When the Milsteins began the approval process for 30 Lincoln Plaza in the 1970s, they had asked for a larger building — a 43-story tower with a floor area ratio, or FAR, of 21.6. Eventually they were approved for a 32-story — plus penthouse — mixed-use building with an FAR of 14.4.
The recent lawsuit claims that the building is substantially larger than that, with an FAR of around 15.6. It also alleges that the Milsteins falsely certified to the city that they had built the tower to the correct dimensions, and that during the conversion process some 30 years later, Howard Milstein misled the AG by saying there were no zoning violations at the site.

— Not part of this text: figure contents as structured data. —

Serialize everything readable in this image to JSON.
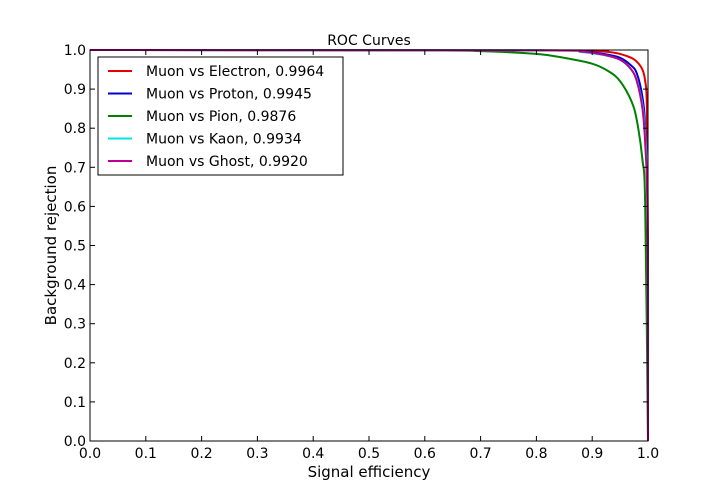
{
  "chart_data": {
    "type": "line",
    "title": "ROC Curves",
    "xlabel": "Signal efficiency",
    "ylabel": "Background rejection",
    "xlim": [
      0.0,
      1.0
    ],
    "ylim": [
      0.0,
      1.0
    ],
    "xticks": [
      "0.0",
      "0.1",
      "0.2",
      "0.3",
      "0.4",
      "0.5",
      "0.6",
      "0.7",
      "0.8",
      "0.9",
      "1.0"
    ],
    "yticks": [
      "0.0",
      "0.1",
      "0.2",
      "0.3",
      "0.4",
      "0.5",
      "0.6",
      "0.7",
      "0.8",
      "0.9",
      "1.0"
    ],
    "grid": false,
    "legend_position": "top-left",
    "series": [
      {
        "name": "Muon vs Electron, 0.9964",
        "color": "#e50000",
        "x": [
          0.0,
          0.85,
          0.9,
          0.93,
          0.95,
          0.97,
          0.98,
          0.99,
          0.995,
          0.998,
          1.0,
          1.0
        ],
        "y": [
          1.0,
          0.999,
          0.998,
          0.995,
          0.99,
          0.98,
          0.97,
          0.95,
          0.92,
          0.85,
          0.5,
          0.0
        ]
      },
      {
        "name": "Muon vs Proton, 0.9945",
        "color": "#0000d0",
        "x": [
          0.0,
          0.8,
          0.88,
          0.92,
          0.95,
          0.97,
          0.98,
          0.99,
          0.995,
          0.999,
          1.0
        ],
        "y": [
          1.0,
          0.999,
          0.997,
          0.99,
          0.98,
          0.96,
          0.94,
          0.88,
          0.8,
          0.6,
          0.0
        ]
      },
      {
        "name": "Muon vs Pion, 0.9876",
        "color": "#008000",
        "x": [
          0.0,
          0.6,
          0.7,
          0.8,
          0.85,
          0.9,
          0.93,
          0.95,
          0.97,
          0.98,
          0.99,
          0.995,
          1.0
        ],
        "y": [
          1.0,
          0.999,
          0.997,
          0.99,
          0.98,
          0.965,
          0.945,
          0.92,
          0.87,
          0.82,
          0.72,
          0.6,
          0.0
        ]
      },
      {
        "name": "Muon vs Kaon, 0.9934",
        "color": "#00e5e5",
        "x": [
          0.0,
          0.8,
          0.88,
          0.92,
          0.95,
          0.97,
          0.98,
          0.99,
          0.995,
          0.999,
          1.0
        ],
        "y": [
          1.0,
          0.999,
          0.995,
          0.987,
          0.975,
          0.95,
          0.92,
          0.86,
          0.78,
          0.62,
          0.0
        ]
      },
      {
        "name": "Muon vs Ghost, 0.9920",
        "color": "#c0008c",
        "x": [
          0.0,
          0.8,
          0.88,
          0.92,
          0.95,
          0.97,
          0.98,
          0.99,
          0.995,
          0.999,
          1.0
        ],
        "y": [
          1.0,
          0.999,
          0.996,
          0.988,
          0.975,
          0.95,
          0.92,
          0.85,
          0.76,
          0.58,
          0.0
        ]
      }
    ]
  }
}
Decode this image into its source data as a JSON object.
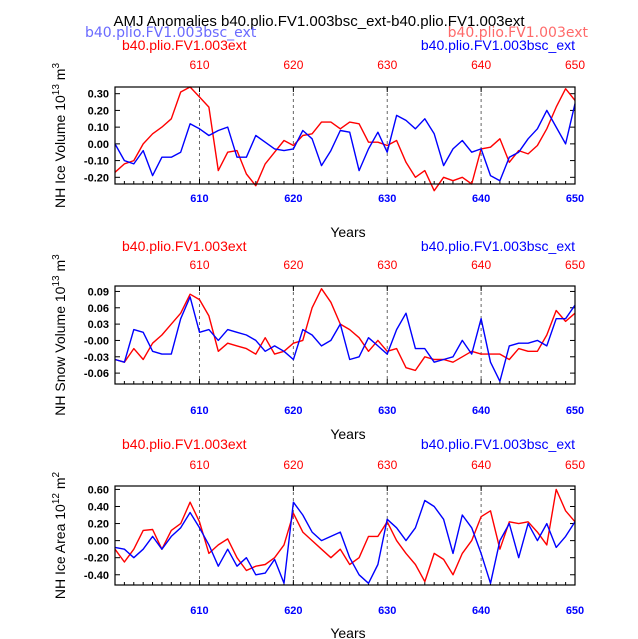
{
  "title": "AMJ Anomalies b40.plio.FV1.003bsc_ext-b40.plio.FV1.003ext",
  "overlay_labels": {
    "left": "b40.plio.FV1.003bsc_ext",
    "right": "b40.plio.FV1.003ext"
  },
  "colors": {
    "red_series": "#ff0000",
    "blue_series": "#0000ff",
    "guide": "#666666"
  },
  "chart_data": [
    {
      "type": "line",
      "ylabel": "NH Ice Volume 10",
      "ylabel_exp": "13",
      "ylabel_unit": " m",
      "ylabel_unit_exp": "3",
      "xlabel": "Years",
      "header_left": "b40.plio.FV1.003ext",
      "header_right": "b40.plio.FV1.003bsc_ext",
      "xlim": [
        601,
        650
      ],
      "ylim": [
        -0.24,
        0.34
      ],
      "yticks": [
        0.3,
        0.2,
        0.1,
        0.0,
        -0.1,
        -0.2
      ],
      "ytick_labels": [
        "0.30",
        "0.20",
        "0.10",
        "0.00",
        "-0.10",
        "-0.20"
      ],
      "xticks": [
        610,
        620,
        630,
        640,
        650
      ],
      "xtick_labels": [
        "610",
        "620",
        "630",
        "640",
        "650"
      ],
      "guides": [
        610,
        620,
        630,
        640
      ],
      "x": [
        601,
        602,
        603,
        604,
        605,
        606,
        607,
        608,
        609,
        610,
        611,
        612,
        613,
        614,
        615,
        616,
        617,
        618,
        619,
        620,
        621,
        622,
        623,
        624,
        625,
        626,
        627,
        628,
        629,
        630,
        631,
        632,
        633,
        634,
        635,
        636,
        637,
        638,
        639,
        640,
        641,
        642,
        643,
        644,
        645,
        646,
        647,
        648,
        649,
        650
      ],
      "series": [
        {
          "name": "b40.plio.FV1.003ext",
          "color": "#ff0000",
          "values": [
            -0.17,
            -0.12,
            -0.1,
            0.0,
            0.06,
            0.1,
            0.15,
            0.31,
            0.34,
            0.28,
            0.22,
            -0.16,
            -0.05,
            -0.04,
            -0.18,
            -0.25,
            -0.12,
            -0.05,
            0.02,
            -0.01,
            0.05,
            0.06,
            0.13,
            0.13,
            0.09,
            0.13,
            0.12,
            0.01,
            0.01,
            -0.01,
            0.02,
            -0.11,
            -0.2,
            -0.16,
            -0.28,
            -0.2,
            -0.22,
            -0.2,
            -0.24,
            -0.03,
            -0.02,
            0.03,
            -0.11,
            -0.04,
            -0.06,
            -0.01,
            0.09,
            0.22,
            0.33,
            0.26
          ]
        },
        {
          "name": "b40.plio.FV1.003bsc_ext",
          "color": "#0000ff",
          "values": [
            0.0,
            -0.1,
            -0.12,
            -0.04,
            -0.19,
            -0.08,
            -0.08,
            -0.05,
            0.12,
            0.09,
            0.05,
            0.08,
            0.1,
            -0.08,
            -0.08,
            0.05,
            0.01,
            -0.03,
            -0.04,
            -0.03,
            0.08,
            0.03,
            -0.13,
            -0.04,
            0.08,
            0.07,
            -0.16,
            -0.03,
            0.07,
            -0.05,
            0.17,
            0.14,
            0.09,
            0.15,
            0.06,
            -0.13,
            -0.03,
            0.02,
            -0.05,
            -0.03,
            -0.19,
            -0.22,
            -0.08,
            -0.05,
            0.03,
            0.09,
            0.2,
            0.1,
            0.0,
            0.24
          ]
        }
      ]
    },
    {
      "type": "line",
      "ylabel": "NH Snow Volume 10",
      "ylabel_exp": "13",
      "ylabel_unit": " m",
      "ylabel_unit_exp": "3",
      "xlabel": "Years",
      "header_left": "b40.plio.FV1.003ext",
      "header_right": "b40.plio.FV1.003bsc_ext",
      "xlim": [
        601,
        650
      ],
      "ylim": [
        -0.08,
        0.1
      ],
      "yticks": [
        0.09,
        0.06,
        0.03,
        0.0,
        -0.03,
        -0.06
      ],
      "ytick_labels": [
        "0.09",
        "0.06",
        "0.03",
        "-0.00",
        "-0.03",
        "-0.06"
      ],
      "xticks": [
        610,
        620,
        630,
        640,
        650
      ],
      "xtick_labels": [
        "610",
        "620",
        "630",
        "640",
        "650"
      ],
      "guides": [
        610,
        620,
        630,
        640
      ],
      "x": [
        601,
        602,
        603,
        604,
        605,
        606,
        607,
        608,
        609,
        610,
        611,
        612,
        613,
        614,
        615,
        616,
        617,
        618,
        619,
        620,
        621,
        622,
        623,
        624,
        625,
        626,
        627,
        628,
        629,
        630,
        631,
        632,
        633,
        634,
        635,
        636,
        637,
        638,
        639,
        640,
        641,
        642,
        643,
        644,
        645,
        646,
        647,
        648,
        649,
        650
      ],
      "series": [
        {
          "name": "b40.plio.FV1.003ext",
          "color": "#ff0000",
          "values": [
            -0.035,
            -0.04,
            -0.015,
            -0.035,
            -0.005,
            0.01,
            0.03,
            0.05,
            0.085,
            0.075,
            0.045,
            -0.02,
            -0.005,
            -0.01,
            -0.015,
            -0.025,
            0.005,
            -0.025,
            -0.02,
            -0.005,
            0.0,
            0.06,
            0.095,
            0.07,
            0.03,
            0.02,
            0.005,
            -0.02,
            0.0,
            -0.02,
            -0.015,
            -0.05,
            -0.055,
            -0.03,
            -0.035,
            -0.035,
            -0.04,
            -0.03,
            -0.02,
            -0.025,
            -0.025,
            -0.025,
            -0.035,
            -0.015,
            -0.02,
            -0.02,
            0.01,
            0.055,
            0.035,
            0.05
          ]
        },
        {
          "name": "b40.plio.FV1.003bsc_ext",
          "color": "#0000ff",
          "values": [
            -0.035,
            -0.04,
            0.02,
            0.015,
            -0.02,
            -0.025,
            -0.025,
            0.04,
            0.08,
            0.015,
            0.02,
            0.0,
            0.02,
            0.015,
            0.01,
            0.0,
            -0.02,
            -0.01,
            -0.02,
            -0.035,
            0.02,
            0.01,
            -0.01,
            0.0,
            0.03,
            -0.035,
            -0.03,
            0.005,
            -0.01,
            -0.025,
            0.02,
            0.05,
            -0.015,
            -0.015,
            -0.04,
            -0.035,
            -0.03,
            0.0,
            -0.025,
            0.04,
            -0.04,
            -0.075,
            -0.01,
            -0.005,
            -0.005,
            0.0,
            -0.01,
            0.04,
            0.04,
            0.065
          ]
        }
      ]
    },
    {
      "type": "line",
      "ylabel": "NH Ice Area 10",
      "ylabel_exp": "12",
      "ylabel_unit": " m",
      "ylabel_unit_exp": "2",
      "xlabel": "Years",
      "header_left": "b40.plio.FV1.003ext",
      "header_right": "b40.plio.FV1.003bsc_ext",
      "xlim": [
        601,
        650
      ],
      "ylim": [
        -0.52,
        0.64
      ],
      "yticks": [
        0.6,
        0.4,
        0.2,
        0.0,
        -0.2,
        -0.4
      ],
      "ytick_labels": [
        "0.60",
        "0.40",
        "0.20",
        "0.00",
        "-0.20",
        "-0.40"
      ],
      "xticks": [
        610,
        620,
        630,
        640,
        650
      ],
      "xtick_labels": [
        "610",
        "620",
        "630",
        "640",
        "650"
      ],
      "guides": [
        610,
        620,
        630,
        640
      ],
      "x": [
        601,
        602,
        603,
        604,
        605,
        606,
        607,
        608,
        609,
        610,
        611,
        612,
        613,
        614,
        615,
        616,
        617,
        618,
        619,
        620,
        621,
        622,
        623,
        624,
        625,
        626,
        627,
        628,
        629,
        630,
        631,
        632,
        633,
        634,
        635,
        636,
        637,
        638,
        639,
        640,
        641,
        642,
        643,
        644,
        645,
        646,
        647,
        648,
        649,
        650
      ],
      "series": [
        {
          "name": "b40.plio.FV1.003ext",
          "color": "#ff0000",
          "values": [
            -0.1,
            -0.25,
            -0.1,
            0.12,
            0.13,
            -0.1,
            0.12,
            0.2,
            0.45,
            0.22,
            -0.15,
            -0.05,
            0.02,
            -0.2,
            -0.35,
            -0.3,
            -0.28,
            -0.2,
            -0.05,
            0.32,
            0.1,
            0.0,
            -0.1,
            -0.2,
            -0.1,
            -0.28,
            -0.2,
            0.05,
            0.05,
            0.22,
            0.0,
            -0.15,
            -0.28,
            -0.48,
            -0.15,
            -0.22,
            -0.4,
            -0.15,
            0.0,
            0.28,
            0.35,
            -0.1,
            0.22,
            0.2,
            0.22,
            0.1,
            -0.05,
            0.6,
            0.35,
            0.22
          ]
        },
        {
          "name": "b40.plio.FV1.003bsc_ext",
          "color": "#0000ff",
          "values": [
            -0.08,
            -0.1,
            -0.2,
            -0.1,
            0.05,
            -0.1,
            0.05,
            0.15,
            0.33,
            0.15,
            -0.05,
            -0.3,
            -0.1,
            -0.3,
            -0.2,
            -0.4,
            -0.38,
            -0.22,
            -0.5,
            0.45,
            0.3,
            0.1,
            0.0,
            0.05,
            0.1,
            -0.2,
            -0.4,
            -0.5,
            -0.28,
            0.25,
            0.15,
            0.0,
            0.15,
            0.47,
            0.4,
            0.25,
            -0.15,
            0.3,
            0.15,
            -0.15,
            -0.5,
            0.0,
            0.2,
            -0.2,
            0.2,
            0.0,
            0.2,
            -0.08,
            0.05,
            0.22
          ]
        }
      ]
    }
  ]
}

“These people have a track record of not being very truthful,” argued Farren, the tenants’ attorney.
Moreover, “the building [has] one too many floors,” the suit claims. While the 33rd floor (actually the 32nd, because there is no 13th floor) was described in the original plans as “mechanical space,” the sponsor actually intended to use it for additional apartments, the suit alleges. It points to the high ceilings and large windows as evidence.
A visit by The Real Deal last month confirmed that the 33rd floor — which now appears to be used primarily for storage — does indeed have large, residential-style windows and high ceilings.
The Milsteins have always contended they never intended to use it for apartments. “[It] was designed to be used as mechanical space and the space is today uninhabitable and not used for any other purpose,” wrote Paul Selver, an attorney for the sponsor, in a 1984 letter to the city.
However, the Department of Buildings issued a violation in 1984 stopping the sponsor from partitioning the space and putting in plumbing, indicating they planned to install apartments there, Farren said. The two parties were able to resolve the dispute, but only because the Milsteins hid the extent to which the building was overbuilt, the current suit says.
Selver’s letter conceded that “there is a difference of approximately five feet six inches” between what was built and what the Board of Standards and Appeals approved, but did not acknowledge the other zoning discrepancies alleged in the suit.
So how does a 30-year-old zoning violation — if it actually occurred — matter to a current-day conversion?
There is no statute of limitations on zoning violations, Farren said, so the city has the right to demand some kind of compensation, or even require that the extra space be demolished.
A spokesperson for the AG declined to comment, citing pending litigation, and the DOB did not respond to repeated requests for comment.
The suit also claims that Howard Milstein “falsely certified” information in the offering plan, including the fact that there was no litigation in connection with the property, even after Salnikova’s 2008 suit was filed.
When The Real Deal first wrote about the suit last month, a Milstein spokesperson called the suit “complete nonsense from a tenant who has lost a number of lawsuits already.”
In Salnikova’s May 2008 suit against the sponsor, she claimed to be a rent-stabilized tenant, which would allow her to block a sale of her apartment if she decided against buying it. The judge rejected her request for an injunction, stating that Salnikova had signed a lease that “expressly declared that the apartment was no longer rent stabilized,” according to court documents.
Decision time
30 Lincoln Plaza is at the center of a lawsuit.
Even if 30 Lincoln Plaza is overbuilt, it’s possible that Seymour and Paul didn’t purposefully break the law. “The zoning laws are so complex that nobody knows what they should be doing,” Stern noted.
And while the Milsteins have their detractors, they also have avid supporters who point to their impressive record of successful projects, like the Milford Plaza.
Howard Milstein is “one of the smartest guys I’ve ever met,” said Purcell.
When asked about tales of Milstein’s storied arrogance, Purcell said: “He’s not a touchy-feely person. You can’t be loved by everyone when you’re that successful. He’s tough and he’s shrewd — that’s not a bad thing.”